There are a lot of comments here that echo my sentiment.

Simon, I am a Canadian founder. I got my first job offer in the US (San Francisco) at 25 years old. I took it right away. It was not FAANG, though I was interviewed there many times: not once was I given an offer. My degree was in Biochemistry, not CS. I probably would have been over the moon to get an offer from FB. So I can understand how you feel.

However; I think you should consider finishing your degree. The job offer from Facebook will always be around -- or some equivalent. If you can get that at 20/21 you can get it at 21/22. The only time where I'd recommend somebody drop out is if they're committed to a project that is either clearly a business or has the potential to be one and they're pursuing entrepreneurship. I know a number of founders that have pursued this route and are quite successful. That said; college is really a once-in-a-lifetime experience. I wouldn't trade my time in college for anything, even though coming to Silicon Valley at 25 years old made me feel ancient. If you focus your last year on personal growth, hacking, friends, your network, building relationships - both at McGill and around Silicon Valley - you'll be even more set up to succeed post-graduation.

Re: the FB offer. The ugly truth you're glossing over is that working at FAANG can -- for many -- ultimately be just as boring as coursework in college. If you want to get into startups and like the energy surrounding them, my recommendation is use your last year of college to (1) kick college's ass and get that degree so immigration is easier and (2) start a badass side project.

That's my $0.02 but YMMV. Shoot me a DM on Twitter if you feel like chatting.

For me, the most important thing that college did is force me to study a bunch of stuff that I did not want to study. I never would have learned about philosophy or linguistics or advanced math were it not for university.

In many cases I learned helpful things and gained an appreciation for subjects and people outside of my bubble.

As someone who also dropped out, I think college will always be there for Simon. You go to college to become employable. I learned far more on the job than in school—and dropping out didn't hinder me becoming a good engineer—it expedited it.

Go back to college when you're older and then study something you'll appreciate learning. Hungry kids like this who want to start making stuff in the real world should do just that.

An undergraduate degree won't teach you to be a good engineer any more than it will teach you to be a good executive, or dentist, or doctor. It's why Waterloo's co-op program is almost universally regarded as the best training in the industry. I'm not surprised working in the industry expedited your growth as an engineer and it's a shame more schools don't adopt Waterloo's model. I have plenty of complaints about academia in general, but that's for a different thread. :)

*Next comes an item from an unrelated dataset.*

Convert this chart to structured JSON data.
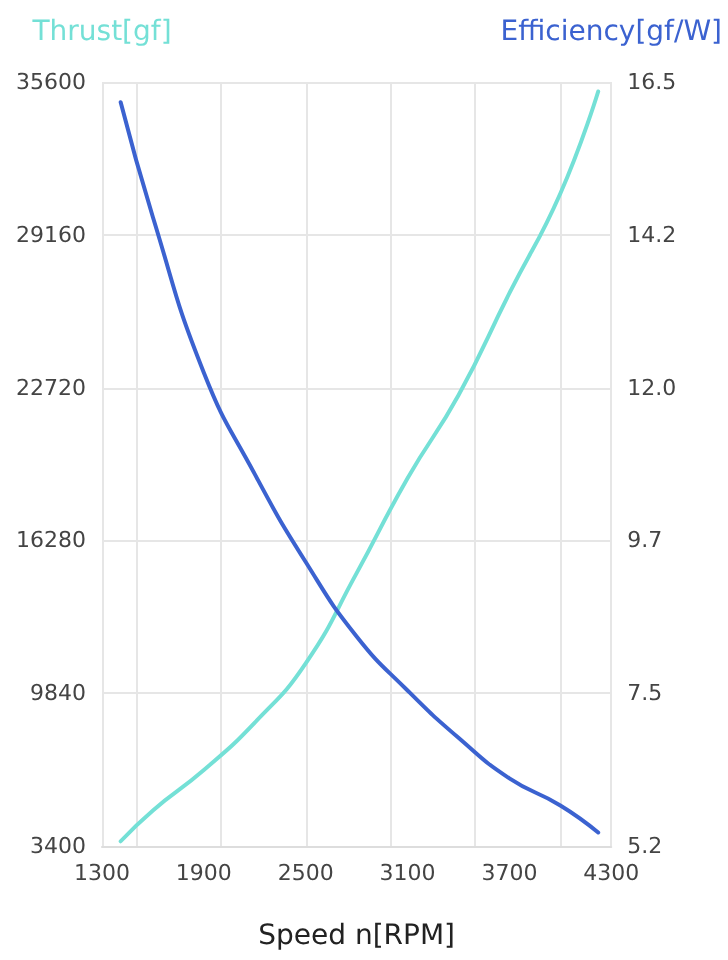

The argument here is primarily that college is a unique experience that you don't really get to go back to and, in this specific case, the investment remaining is minimal. I can wax poetic about socialization and being young and a whole load of other things, but college is really just what you make of it. It is entirely within somebody's power to make their last remaining year of college enjoyable in the same way they have the capacity to make their first year in the workforce enjoyable.

Simon can do whatever he likes. The wonderful thing about his situation is that there are no bad options. That's when decisions are truly difficult, when you're maximizing EV between things that have unpredictable upside. I'd say -- from a pure EV perspective -- the downside of not having a degree (likely permanent) exceeds the upside of starting in the work force 8mo early (job offer effectively fungible, just have to wait 8mo). The scenario in which this would flip would be if the upside was an order of magnitude or more larger; like double-digit early equity in a promising company with traction that's starting YC.

This kids a middle management wet dream for easy abuse labor. Is willing to drop out of secure education for in-secure work. No long term fin capital from years worked to weather a rough employment period. No further education tickets to class him as a threat to taking managements jobs.

Basically lining himself up to be a slave to the system.... He will make a good cog in the machine.